In the onCreate() method, assign and configure our splash image and gesture detector like this:

ImageView imageView = (ImageView) findViewById(R.id.splash_image);
imageView.setScaleType(ImageView.ScaleType.CENTER_CROP);
detector = new GestureDetector(this, new SplashListener());

Now, override the Activity's onTouchEvent() like this:

@Override
public boolean onTouchEvent(MotionEvent event) {
this.detector.onTouchEvent(event);
return super.onTouchEvent(event);
}

Create the following SimpleOnGestureListener class:

private class SplashListener extends GestureDetector.
SimpleOnGestureListener {
@Override
public boolean onDown(MotionEvent e) {
return true;
}
@Override
public void onLongPress(MotionEvent e) {
startActivity(new Intent(getApplicationContext(),
MainActivity.class));
}
}

Build and run the app on your phone or an emulator.

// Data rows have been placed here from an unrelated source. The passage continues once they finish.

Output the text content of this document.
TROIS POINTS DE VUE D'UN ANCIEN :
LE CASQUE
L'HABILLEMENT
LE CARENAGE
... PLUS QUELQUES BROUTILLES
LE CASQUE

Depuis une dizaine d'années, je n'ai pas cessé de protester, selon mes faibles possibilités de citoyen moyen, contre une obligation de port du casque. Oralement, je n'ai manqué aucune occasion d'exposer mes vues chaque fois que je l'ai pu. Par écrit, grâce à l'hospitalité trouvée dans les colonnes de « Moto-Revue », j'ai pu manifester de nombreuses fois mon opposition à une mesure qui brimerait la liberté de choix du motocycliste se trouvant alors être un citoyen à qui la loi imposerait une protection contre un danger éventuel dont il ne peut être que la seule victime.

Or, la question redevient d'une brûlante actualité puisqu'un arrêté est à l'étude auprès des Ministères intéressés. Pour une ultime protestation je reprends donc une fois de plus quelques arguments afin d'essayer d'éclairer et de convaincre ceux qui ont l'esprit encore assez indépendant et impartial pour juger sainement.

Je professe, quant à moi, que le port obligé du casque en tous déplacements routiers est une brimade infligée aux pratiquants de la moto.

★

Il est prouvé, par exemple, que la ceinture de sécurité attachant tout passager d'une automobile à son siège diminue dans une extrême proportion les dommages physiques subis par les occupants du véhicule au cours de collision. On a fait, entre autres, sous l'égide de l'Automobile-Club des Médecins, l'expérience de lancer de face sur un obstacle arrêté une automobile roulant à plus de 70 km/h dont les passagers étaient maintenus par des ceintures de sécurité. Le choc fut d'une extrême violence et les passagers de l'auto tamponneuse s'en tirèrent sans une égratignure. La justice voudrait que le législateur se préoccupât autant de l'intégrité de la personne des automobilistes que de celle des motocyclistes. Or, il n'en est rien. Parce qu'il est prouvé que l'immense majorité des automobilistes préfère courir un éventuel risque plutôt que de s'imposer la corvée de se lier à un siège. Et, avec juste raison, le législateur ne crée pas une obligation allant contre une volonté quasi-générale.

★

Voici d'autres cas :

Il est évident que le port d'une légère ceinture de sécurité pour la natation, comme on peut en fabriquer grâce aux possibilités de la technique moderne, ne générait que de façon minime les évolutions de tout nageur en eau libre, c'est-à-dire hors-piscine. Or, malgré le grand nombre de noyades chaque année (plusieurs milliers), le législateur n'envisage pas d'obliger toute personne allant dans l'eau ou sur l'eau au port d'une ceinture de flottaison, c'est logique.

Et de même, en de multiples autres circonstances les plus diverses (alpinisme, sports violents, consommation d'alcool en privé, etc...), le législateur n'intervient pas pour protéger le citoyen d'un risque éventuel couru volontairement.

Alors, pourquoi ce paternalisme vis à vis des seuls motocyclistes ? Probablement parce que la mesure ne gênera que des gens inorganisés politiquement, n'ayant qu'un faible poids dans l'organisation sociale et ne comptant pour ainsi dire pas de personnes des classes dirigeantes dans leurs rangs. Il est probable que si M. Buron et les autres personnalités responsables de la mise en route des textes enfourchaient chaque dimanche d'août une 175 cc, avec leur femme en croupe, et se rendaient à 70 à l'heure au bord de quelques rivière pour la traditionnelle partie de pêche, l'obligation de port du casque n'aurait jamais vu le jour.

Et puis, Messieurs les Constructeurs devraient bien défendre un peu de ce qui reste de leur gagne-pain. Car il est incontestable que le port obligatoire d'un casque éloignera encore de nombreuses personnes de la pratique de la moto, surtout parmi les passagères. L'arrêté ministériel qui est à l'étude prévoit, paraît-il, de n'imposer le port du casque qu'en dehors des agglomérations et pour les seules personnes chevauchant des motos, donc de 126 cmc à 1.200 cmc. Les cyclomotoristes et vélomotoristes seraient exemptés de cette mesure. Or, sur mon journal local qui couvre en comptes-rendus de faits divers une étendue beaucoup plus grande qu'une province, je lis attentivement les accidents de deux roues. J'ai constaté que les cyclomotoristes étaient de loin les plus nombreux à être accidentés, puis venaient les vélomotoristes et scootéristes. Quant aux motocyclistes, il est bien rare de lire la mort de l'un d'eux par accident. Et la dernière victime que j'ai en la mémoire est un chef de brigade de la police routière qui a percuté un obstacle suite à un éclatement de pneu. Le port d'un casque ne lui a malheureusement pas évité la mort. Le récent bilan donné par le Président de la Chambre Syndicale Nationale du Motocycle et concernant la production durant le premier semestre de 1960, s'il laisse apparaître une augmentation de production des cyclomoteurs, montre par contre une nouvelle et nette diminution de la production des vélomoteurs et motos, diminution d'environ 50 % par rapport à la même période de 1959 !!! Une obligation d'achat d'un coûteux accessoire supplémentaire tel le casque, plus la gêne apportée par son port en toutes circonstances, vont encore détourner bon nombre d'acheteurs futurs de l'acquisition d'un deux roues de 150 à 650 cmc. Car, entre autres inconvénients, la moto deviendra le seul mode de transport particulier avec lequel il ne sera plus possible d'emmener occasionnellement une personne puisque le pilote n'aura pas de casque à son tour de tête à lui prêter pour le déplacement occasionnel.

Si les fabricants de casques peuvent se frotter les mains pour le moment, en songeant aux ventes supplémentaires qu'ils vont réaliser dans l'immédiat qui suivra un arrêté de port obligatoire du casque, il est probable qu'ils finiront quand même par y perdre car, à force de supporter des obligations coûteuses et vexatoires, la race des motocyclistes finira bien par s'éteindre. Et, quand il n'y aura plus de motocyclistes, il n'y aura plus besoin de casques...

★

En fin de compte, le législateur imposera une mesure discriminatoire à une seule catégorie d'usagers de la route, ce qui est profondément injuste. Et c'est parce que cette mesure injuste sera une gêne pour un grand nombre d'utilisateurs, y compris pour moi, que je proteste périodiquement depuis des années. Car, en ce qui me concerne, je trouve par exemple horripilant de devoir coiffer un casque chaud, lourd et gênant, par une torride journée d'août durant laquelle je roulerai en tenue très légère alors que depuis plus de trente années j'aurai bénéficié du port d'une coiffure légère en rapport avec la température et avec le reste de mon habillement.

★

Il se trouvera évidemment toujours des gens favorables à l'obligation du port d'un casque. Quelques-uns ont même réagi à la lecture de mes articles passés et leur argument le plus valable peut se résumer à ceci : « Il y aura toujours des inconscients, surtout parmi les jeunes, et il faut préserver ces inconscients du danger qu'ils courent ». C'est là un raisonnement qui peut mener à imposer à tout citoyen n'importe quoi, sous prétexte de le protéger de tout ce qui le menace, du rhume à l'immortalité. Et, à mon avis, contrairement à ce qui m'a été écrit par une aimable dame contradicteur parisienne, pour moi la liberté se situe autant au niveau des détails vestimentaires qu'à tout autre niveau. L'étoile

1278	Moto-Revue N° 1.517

The way a gesture detector is implemented across an entire Activity should be familiar by this point, as should the capturing of the long press event. The ImageView.setScaleType(ImageView.ScaleType) method is essential here; it is a very useful method in general. The CENTER_CROP constant scales the image to fill the view while maintaining the aspect ratio, cropping the edges when necessary.

detecting-touchscreen-gestures-img-6

There are several similar ScaleTypes, such as CENTER_INSIDE, which scales the image to the maximum size possible without cropping it, and CENTER, which does not scale the image at all. The beauty of CENTER_CROP is that it means that we don't have to design a separate image for every possible aspect ratio on the numerous devices our apps will end up running on. Provided that we make allowances for very wide or very narrow screens by not including essential information too close to the edges, we only need to provide a handful of images of varying pixel densities to maintain the image quality on large, high-resolution devices.

The scale type of ImageView can be set from within XML with android:scaleType="centerCrop", for example.

You may have wondered why we did not use the built-in Full-Screen Activity from the wizard; we could easily have done so. The template code the wizard creates for a Full-Screen Activity provides far more features than we needed for this exercise. Nevertheless, the template is worth taking a look at, especially if you want a fullscreen that brings the status bar and other components into view when the user interacts with the Activity.

That brings us to the end of this article. Not only have we seen how to make our apps interact with touch events and gestures, but also how to send debug messages to the IDE and make a Full-Screen Activity.

Summary

We began this article by adding a GestureDetector to our project. We then edited it so that we could filter out meaningful touch events (swipe right and left, in this case). We went on to see how the SimpleOnGestureListener can save us a lot of time when we are only interested in catching a subset of the recognized gestures. We also saw how to use DDMS to pass debug messages during runtime and how, through a combination of XML and Java, the status and action bars can be hidden and the entire screen be filled with a single view or view group.